The report, released this year, frames the challenge in stark terms.
"This moment in higher ed's history is defined not by a single shock, but by the cumulative weight of many," the authors write. "Political volatility, financial strain, demographic headwinds, and rapid advances in AI now reinforce one another, accelerating pressures that have been building for more than a decade."
What EAB describes as "upheaval on four fronts" — external accountability, financial sustainability, market relevance, and institutional agility — amounts to something more fundamental than a difficult stretch of budget cycles or enrollment fluctuations. The report argues that higher education's social contract with the public is being rewritten in real time, driven in large part by the Trump administration's aggressive scrutiny of campuses nationwide.

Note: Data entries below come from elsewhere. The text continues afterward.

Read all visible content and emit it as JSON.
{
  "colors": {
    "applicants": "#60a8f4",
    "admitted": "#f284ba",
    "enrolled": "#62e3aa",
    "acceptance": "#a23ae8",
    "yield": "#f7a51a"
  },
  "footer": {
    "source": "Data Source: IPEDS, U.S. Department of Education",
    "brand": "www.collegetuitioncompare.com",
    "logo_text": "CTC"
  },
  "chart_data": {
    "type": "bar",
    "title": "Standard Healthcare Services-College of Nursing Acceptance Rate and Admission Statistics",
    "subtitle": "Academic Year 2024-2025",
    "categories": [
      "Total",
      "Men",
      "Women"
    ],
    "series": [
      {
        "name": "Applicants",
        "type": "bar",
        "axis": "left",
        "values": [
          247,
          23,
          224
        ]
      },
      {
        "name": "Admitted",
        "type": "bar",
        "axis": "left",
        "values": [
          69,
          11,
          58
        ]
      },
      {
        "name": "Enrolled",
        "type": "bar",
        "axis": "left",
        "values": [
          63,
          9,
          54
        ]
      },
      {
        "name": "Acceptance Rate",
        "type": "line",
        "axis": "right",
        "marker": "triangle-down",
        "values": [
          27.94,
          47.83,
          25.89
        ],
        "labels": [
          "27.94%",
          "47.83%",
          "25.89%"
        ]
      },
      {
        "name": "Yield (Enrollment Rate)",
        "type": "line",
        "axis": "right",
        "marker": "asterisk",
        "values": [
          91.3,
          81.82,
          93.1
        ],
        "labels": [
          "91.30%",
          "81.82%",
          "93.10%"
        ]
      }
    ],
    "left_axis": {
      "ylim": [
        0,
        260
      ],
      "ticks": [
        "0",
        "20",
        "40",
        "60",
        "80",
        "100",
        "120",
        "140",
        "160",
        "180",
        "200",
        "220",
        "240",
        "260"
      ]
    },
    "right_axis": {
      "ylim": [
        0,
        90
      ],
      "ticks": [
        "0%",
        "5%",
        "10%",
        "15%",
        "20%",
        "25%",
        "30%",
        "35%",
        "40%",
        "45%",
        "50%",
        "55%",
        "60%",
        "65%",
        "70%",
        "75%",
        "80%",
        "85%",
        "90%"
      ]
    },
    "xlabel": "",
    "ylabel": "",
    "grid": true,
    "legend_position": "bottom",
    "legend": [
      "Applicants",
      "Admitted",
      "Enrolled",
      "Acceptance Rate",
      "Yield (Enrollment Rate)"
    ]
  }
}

On the political front, the federal government has deployed policy, funding, and media pressure to push colleges toward compliance on issues ranging from DEI restrictions to new return-on-investment metrics. State legislatures have followed suit, restricting academic freedom and expanding oversight of faculty and governance. The net effect, EAB argues, is a wholesale renegotiation of what institutions owe the public in exchange for federal and state support. The report describes this as "less about any single executive order or funding cut and more about a fundamental rewriting of higher ed's social contract — one that increasingly links federal support to ideological alignment and measurable economic return."
The financial picture is equally daunting. EAB introduces the phrase "synchronized compression" to describe a scenario where every major revenue stream and expense category face simultaneous pressure — a condition the traditional higher ed business model was simply never designed to withstand. Labor constitutes 56 percent of all institutional expenditures, with half dedicated to instruction alone, leaving leaders with little room to maneuver. Meanwhile, enrollment growth over the past decade has become highly concentrated among just 175 institutions — online giants, Ivy Plus universities, large urban publics, and state flagships — while more than 2,100 four-year institutions compete in a stagnant or shrinking market.
Affordability constraints are deepening the enrollment crisis. The report notes that only 1 in 100 high school graduates with SAT scores above 1200 can afford a private college without financial aid — a stunning figure that underscores the widening gap between college costs and household capacity. College-going rates among young men continue to fall, adding another demographic dimension to an already precarious situation.
The third front involves market relevance in an AI-transformed economy. The report describes three converging forces: a generation of students arriving on campus less prepared academically and socially, a tightening labor market where more than half of new bachelor's degree recipients start out underemployed, and the rapid advance of artificial intelligence rewriting the nature of work itself. Since the launch of ChatGPT, junior-level positions have already begun declining relative to mid- and senior-level roles across 285,000 U.S. firms — evidence of what EAB calls the emergence of a "career diamond" structure that is squeezing out entry-level workers.
Yet the report resists pure pessimism. It argues that crisis and opportunity are moving together, and that institutions willing to act boldly can use this moment to reset priorities and rebuild public trust. For the authors, the path forward runs through transparency, accountability, and a willingness to make genuinely hard decisions — even unpopular ones.
To that end, EAB invokes a timeless piece of leadership wisdom from the late Rev. Theodore Hesburgh, the legendary Notre Dame president who led the university for 35 years: "Just ask what is the right decision … People, your people, will respect you … for doing what you thought right, even though they do not agree."
In an era when institutional leaders face votes of no confidence, faculty protests, and donor skepticism, that counsel may be easier cited than followed.
But as EAB makes plain, higher education has entered a period where delay itself carries a cost — and the luxury of incrementalism no longer exists.